Sin ir más lejos, en la citada capital económica india, donde más del 60% de la población vive en condiciones, en ocasiones, no muy dignas en barrios de chabolas o slums, todavía es posible encontrar calles plenas de vida. Como me decía Nirmal, un colega responsable de proyectos de la ONGD Mumbai Smiles/Sonrisas de Bombay, “las calles de los slums están siempre ocupadas de forma muy variada. Comienza a primera hora con las tareas cotidianas de las familias, como el acopio de agua de una fuente comunitaria, y acaba con el lavado de los platos y cubiertos de las cenas, por parte de las mujeres, ya entrada la noche”.

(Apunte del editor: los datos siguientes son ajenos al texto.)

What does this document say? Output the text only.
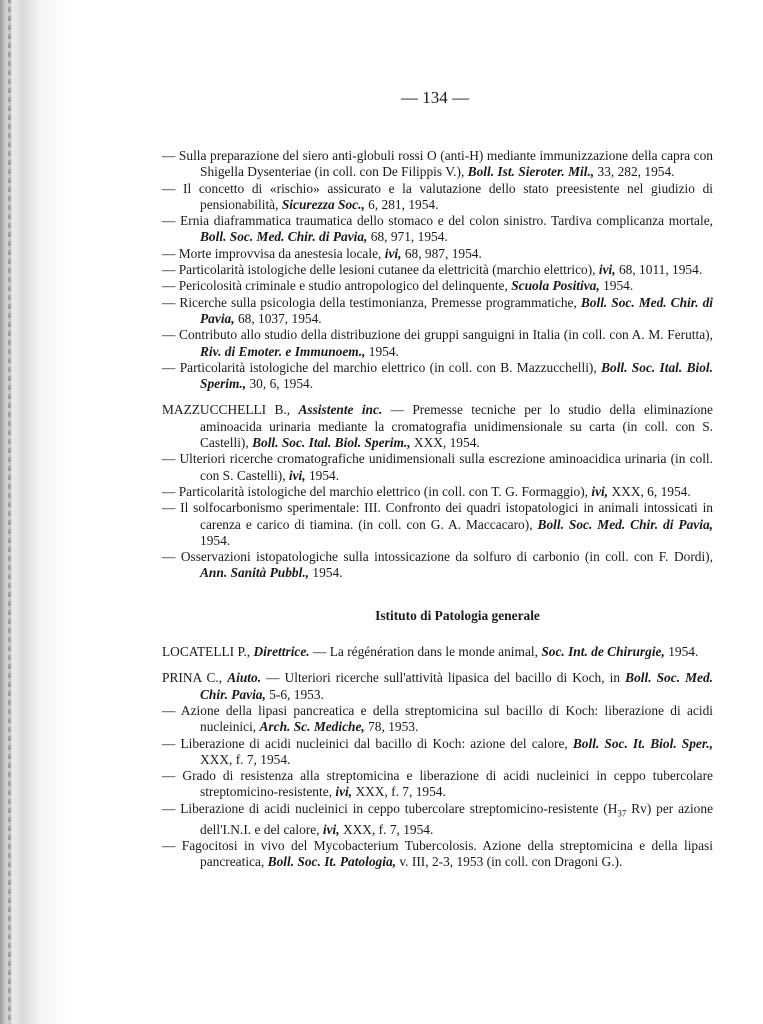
— 134 —
— Sulla preparazione del siero anti-globuli rossi O (anti-H) mediante immunizzazione della capra con Shigella Dysenteriae (in coll. con De Filippis V.), Boll. Ist. Sieroter. Mil., 33, 282, 1954.
— Il concetto di «rischio» assicurato e la valutazione dello stato preesistente nel giudizio di pensionabilità, Sicurezza Soc., 6, 281, 1954.
— Ernia diaframmatica traumatica dello stomaco e del colon sinistro. Tardiva complicanza mortale, Boll. Soc. Med. Chir. di Pavia, 68, 971, 1954.
— Morte improvvisa da anestesia locale, ivi, 68, 987, 1954.
— Particolarità istologiche delle lesioni cutanee da elettricità (marchio elettrico), ivi, 68, 1011, 1954.
— Pericolosità criminale e studio antropologico del delinquente, Scuola Positiva, 1954.
— Ricerche sulla psicologia della testimonianza, Premesse programmatiche, Boll. Soc. Med. Chir. di Pavia, 68, 1037, 1954.
— Contributo allo studio della distribuzione dei gruppi sanguigni in Italia (in coll. con A. M. Ferutta), Riv. di Emoter. e Immunoem., 1954.
— Particolarità istologiche del marchio elettrico (in coll. con B. Mazzucchelli), Boll. Soc. Ital. Biol. Sperim., 30, 6, 1954.
MAZZUCCHELLI B., Assistente inc. — Premesse tecniche per lo studio della eliminazione aminoacida urinaria mediante la cromatografia unidimensionale su carta (in coll. con S. Castelli), Boll. Soc. Ital. Biol. Sperim., XXX, 1954.
— Ulteriori ricerche cromatografiche unidimensionali sulla escrezione aminoacidica urinaria (in coll. con S. Castelli), ivi, 1954.
— Particolarità istologiche del marchio elettrico (in coll. con T. G. Formaggio), ivi, XXX, 6, 1954.
— Il solfocarbonismo sperimentale: III. Confronto dei quadri istopatologici in animali intossicati in carenza e carico di tiamina. (in coll. con G. A. Maccacaro), Boll. Soc. Med. Chir. di Pavia, 1954.
— Osservazioni istopatologiche sulla intossicazione da solfuro di carbonio (in coll. con F. Dordi), Ann. Sanità Pubbl., 1954.
Istituto di Patologia generale
LOCATELLI P., Direttrice. — La régénération dans le monde animal, Soc. Int. de Chirurgie, 1954.
PRINA C., Aiuto. — Ulteriori ricerche sull'attività lipasica del bacillo di Koch, in Boll. Soc. Med. Chir. Pavia, 5-6, 1953.
— Azione della lipasi pancreatica e della streptomicina sul bacillo di Koch: liberazione di acidi nucleinici, Arch. Sc. Mediche, 78, 1953.
— Liberazione di acidi nucleinici dal bacillo di Koch: azione del calore, Boll. Soc. It. Biol. Sper., XXX, f. 7, 1954.
— Grado di resistenza alla streptomicina e liberazione di acidi nucleinici in ceppo tubercolare streptomicino-resistente, ivi, XXX, f. 7, 1954.
— Liberazione di acidi nucleinici in ceppo tubercolare streptomicino-resistente ($H_{37}$ Rv) per azione dell'I.N.I. e del calore, ivi, XXX, f. 7, 1954.
— Fagocitosi in vivo del Mycobacterium Tubercolosis. Azione della streptomicina e della lipasi pancreatica, Boll. Soc. It. Patologia, v. III, 2-3, 1953 (in coll. con Dragoni G.).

Y digo “todavía” porque Bombay es una de las ciudades donde, debido a las restricciones impuestas por el propio espacio –se trata de una isla-, la demanda de oficinas para empresas y los planes de construcción de centros comerciales y viviendas de gama media-alta, cuenta con unos precios del suelo más elevados a nivel global. Así, las desatadas oportunidades especulativas, a veces mediadas por los planes gubernamentales, elevan la presión sobre los habitantes de los slums de forma que estos no tienen más remedio que abandonar su residencia y trasladarse, con suerte, a alguna de las nuevas promociones que se están realizando en el área metropolitana. Para una urbe como Bombay, donde las mejores oportunidades de empleo se encuentran en el centro de la ciudad, trasladarse a la periferia significa no solo acabar con una determinada forma de vida, sino también pasar largas horas en un ineficiente transporte público a riesgo de verse privado del sustento diario.
Las calles pierden así su nombre, su identidad, su gente, pero sobre todo, pierden su vida.